The low complexity task featured up to three disks, whereas medium complexity involved four to ten disks, and high complexity tasks included between eleven and twenty disks.
Findings revealed that both LLMs and LRMs performed comparably well in solving low complexity tasks. However, as the challenges increased, reasoning models began to demonstrate greater accuracy due to their additional computing capacity. Yet, once they encountered high complexity tasks, both models showed a total breakdown in reasoning capabilities.

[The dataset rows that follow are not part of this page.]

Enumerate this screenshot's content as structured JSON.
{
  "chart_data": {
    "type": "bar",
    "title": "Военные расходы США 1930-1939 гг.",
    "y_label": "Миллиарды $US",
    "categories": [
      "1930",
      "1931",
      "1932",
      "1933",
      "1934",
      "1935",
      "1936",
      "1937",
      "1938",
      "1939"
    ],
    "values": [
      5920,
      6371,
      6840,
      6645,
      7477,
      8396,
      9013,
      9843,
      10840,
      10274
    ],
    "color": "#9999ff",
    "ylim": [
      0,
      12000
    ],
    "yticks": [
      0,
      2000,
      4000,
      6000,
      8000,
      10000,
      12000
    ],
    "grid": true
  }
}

The research team indicated that they replicated the study with additional models and various puzzles, including Checkers Jumping, River Crossing, and Blocks World.
The conclusions drawn in Apple’s paper echo concerns voiced by others in the artificial intelligence sector. Despite their ability to generalize within their learned datasets, reasoning models often falter when faced with problems outside of their training scope, resorting to shortcuts or abandoning the problem altogether.
“Current evaluations mainly focus on established mathematical and coding benchmarks, emphasizing the accuracy of final answers. However, this evaluation approach is frequently hindered by data contamination and falls short of providing insights into the structure and quality of reasoning processes,” the company stated in a post accompanying the research.